HY is delicate in working on more specific diseases as in which images are very useful for the diagnoses, such as artery disease and cancers, and to launch more full-cycle management.
“From 1898 onwards, we have experienced the era of physical driven represented by X-ray, ultrasound, nuclear magnetic, etc., and application-driven represented by image guidance and treatment plans. After 2010, we have entered the era of data-driven precision medicine. ", said CHAI Xiangfei(柴象飞), CEO and founder of Huiyihuiying(HY, 汇医慧影) in an interview with Health IT News.
We have emphasized the importance of medical data before, but clearly, we cannot emphasize it more.
Founded in 2015, one year before VoxelCloud, the company has raised three rounds of funding in the past three years, totaling up at USD 17.25 million for a disclosed amount in the first three years. Entering into 2018, the company announced an undisclosed amount of B round funding and strategic investment led by CDH Fund(鼎晖投资)and Intel Capital, respectively.

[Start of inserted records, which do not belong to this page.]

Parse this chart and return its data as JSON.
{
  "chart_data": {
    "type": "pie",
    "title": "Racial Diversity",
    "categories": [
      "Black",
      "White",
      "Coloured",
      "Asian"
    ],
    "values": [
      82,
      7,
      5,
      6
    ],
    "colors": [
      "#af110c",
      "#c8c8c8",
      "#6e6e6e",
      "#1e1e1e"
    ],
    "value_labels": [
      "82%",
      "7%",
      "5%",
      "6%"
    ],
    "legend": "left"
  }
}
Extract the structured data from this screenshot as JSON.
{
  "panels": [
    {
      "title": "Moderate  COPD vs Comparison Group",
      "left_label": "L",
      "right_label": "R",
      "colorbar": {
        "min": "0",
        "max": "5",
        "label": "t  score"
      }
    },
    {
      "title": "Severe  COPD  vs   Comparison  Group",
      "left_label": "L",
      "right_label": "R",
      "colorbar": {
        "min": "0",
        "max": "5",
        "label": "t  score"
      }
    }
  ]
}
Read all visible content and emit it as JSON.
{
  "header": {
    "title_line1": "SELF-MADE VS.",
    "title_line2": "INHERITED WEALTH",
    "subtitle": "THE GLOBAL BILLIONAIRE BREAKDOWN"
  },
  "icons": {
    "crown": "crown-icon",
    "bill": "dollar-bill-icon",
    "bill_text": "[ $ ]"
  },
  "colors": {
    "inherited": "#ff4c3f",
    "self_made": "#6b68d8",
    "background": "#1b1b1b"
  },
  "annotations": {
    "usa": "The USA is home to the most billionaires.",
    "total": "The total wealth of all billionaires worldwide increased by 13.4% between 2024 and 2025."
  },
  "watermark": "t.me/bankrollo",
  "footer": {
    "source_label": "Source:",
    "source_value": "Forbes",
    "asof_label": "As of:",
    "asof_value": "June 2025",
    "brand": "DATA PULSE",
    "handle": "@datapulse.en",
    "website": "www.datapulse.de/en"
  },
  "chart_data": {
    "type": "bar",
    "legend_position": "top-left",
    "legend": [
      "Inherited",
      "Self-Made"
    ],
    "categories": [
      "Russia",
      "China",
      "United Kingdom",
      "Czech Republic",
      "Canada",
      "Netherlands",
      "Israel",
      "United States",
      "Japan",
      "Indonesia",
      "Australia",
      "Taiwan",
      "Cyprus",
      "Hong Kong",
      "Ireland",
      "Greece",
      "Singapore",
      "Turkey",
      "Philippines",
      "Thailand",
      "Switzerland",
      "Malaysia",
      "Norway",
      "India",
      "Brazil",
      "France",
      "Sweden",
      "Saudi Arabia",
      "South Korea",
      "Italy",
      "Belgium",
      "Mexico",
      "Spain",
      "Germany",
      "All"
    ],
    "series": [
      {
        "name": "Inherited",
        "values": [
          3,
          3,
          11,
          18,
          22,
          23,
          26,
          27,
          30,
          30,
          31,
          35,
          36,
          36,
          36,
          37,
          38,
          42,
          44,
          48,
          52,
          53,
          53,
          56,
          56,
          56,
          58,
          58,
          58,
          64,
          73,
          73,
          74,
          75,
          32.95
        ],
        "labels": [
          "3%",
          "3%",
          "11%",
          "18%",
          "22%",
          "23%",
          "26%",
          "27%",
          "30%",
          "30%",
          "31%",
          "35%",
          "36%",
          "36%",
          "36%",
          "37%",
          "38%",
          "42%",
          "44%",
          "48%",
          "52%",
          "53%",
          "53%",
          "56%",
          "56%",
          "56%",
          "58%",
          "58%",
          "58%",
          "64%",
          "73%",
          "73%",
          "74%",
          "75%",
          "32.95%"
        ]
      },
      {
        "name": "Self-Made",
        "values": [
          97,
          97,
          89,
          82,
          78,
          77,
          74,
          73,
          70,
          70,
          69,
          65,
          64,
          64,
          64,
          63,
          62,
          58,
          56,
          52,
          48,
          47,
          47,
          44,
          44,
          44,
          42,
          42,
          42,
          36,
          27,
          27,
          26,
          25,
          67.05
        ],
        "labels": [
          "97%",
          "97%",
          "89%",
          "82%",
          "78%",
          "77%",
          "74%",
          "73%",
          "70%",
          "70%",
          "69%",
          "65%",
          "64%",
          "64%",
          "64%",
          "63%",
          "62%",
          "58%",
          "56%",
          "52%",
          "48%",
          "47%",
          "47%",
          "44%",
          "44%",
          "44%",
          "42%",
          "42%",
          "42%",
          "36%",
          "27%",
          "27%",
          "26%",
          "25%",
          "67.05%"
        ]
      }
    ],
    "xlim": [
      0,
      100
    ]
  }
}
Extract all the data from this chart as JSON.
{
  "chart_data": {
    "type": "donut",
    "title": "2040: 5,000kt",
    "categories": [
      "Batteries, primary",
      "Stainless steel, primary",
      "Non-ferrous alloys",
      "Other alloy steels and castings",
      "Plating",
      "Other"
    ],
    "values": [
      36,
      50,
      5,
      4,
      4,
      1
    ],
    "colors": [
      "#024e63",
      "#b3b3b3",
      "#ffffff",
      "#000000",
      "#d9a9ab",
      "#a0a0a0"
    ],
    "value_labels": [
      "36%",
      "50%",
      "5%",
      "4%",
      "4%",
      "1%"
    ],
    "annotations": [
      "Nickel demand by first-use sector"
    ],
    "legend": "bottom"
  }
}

HY has four products for the radiology department, and two products for the single disease full cycle management, according to CHAI in an interview with China Money Network.
Nov 2018, HY released its new AI Full Cycle Health Management Cloud Platform, which consists of two separate platforms for different health concerns: the Breast Cancer AI Full Cycle Health Management Platform and the AORTIST 2.0 Aorta AI Cloud Platform.
The platforms are based on AI 2.0 technology, which has the main advantage over conventional AI aka AI 1.0. “Heading toward Artificial Intelligence 2.0”, a research article written by PAN Yunhe, pointed out that with the current popularization of the Internet, emergence of big data, and interconnection and fusion of data, etc. has led to a new evolutionary stage: AI 2.0. AI 2.0 technology will possess distinguishing features, such as the process of combining data-driven and knowledge guidance into autonomous machine learning that is both explainable and more general.
For AI1.0, Convolutional Neural Networks (CNN), Fast Region-based CNN (RCNN), Residual Networks (ResNet) and other technologies are used to identify lesions, assist imaging and screening diagnosis, while AI2.0 is based on image data, clinical data, pathological data, etc., combined with follow-up information, according to CHAI in the interview with Health IT News.
For example, the Breast Cancer AI Full Cycle Health Management Platform provides countable end-to-end AI solutions, using AI to empower the whole process of medical treatment, from mining effective information in massive data, participation in treatment decision-making and prognosis prediction combined with imaging omics, to follow-up monitoring to achieve evidence-based medicine.
AORTIST 2.0 Aorta AI Cloud Platform, co-published with PLA General Hospital (the 301 Hospital) by the company, claims to be the first time that an artificial intelligence automatic segmentation method for type B aortic dissection has been developed anywhere in the world, reflecting HY’s focus on vascular diseases.
Cancers are the other field HY concerns. Dec 2018, HY launched a new product at the Radiological Society of North America's Annual Meeting (RSNA 2018), which can intelligently screen for tuberculosis and quantify the location and shape of tuberculosis texture by combining X-rays and CT analysis, reported by PR News Wire. Related results for the new product have not been released yet, but we can change to the old one. Oct 2018, Ping Ding Shan Fist People’s Hospital performed HY’s AI tuberculosis screening system, which automatically identifies and delineate the lesions by adopting the deep convolutional neural network technology. The detection rate of small nodule exceeds 90%, with sensitivity more than 95%, according to Bluerun Ventures(蓝驰创投), an early investor of HY.
HY is delicate in working on more specific diseases as in which images are very useful for the diagnoses, such as artery disease and cancers, and to launch more full-cycle management.
HY has partnerships with over 800 hospitals in China, 200 of which are considered Tier 1, data from Bluerun Ventures as well. If we assume each hospital charging for 500,00 annually to deploy HY’s products, the company shall be paid CNY 40 million( USD 6 million) for one year, and revenue of the company was CNY 60 million ( USD 9 million) last year, according to Cai Jing. While some medical imaging AI companies would provide free services for exchanging data coming from hospitals, it might worth to pay the fee to be a data-driven company.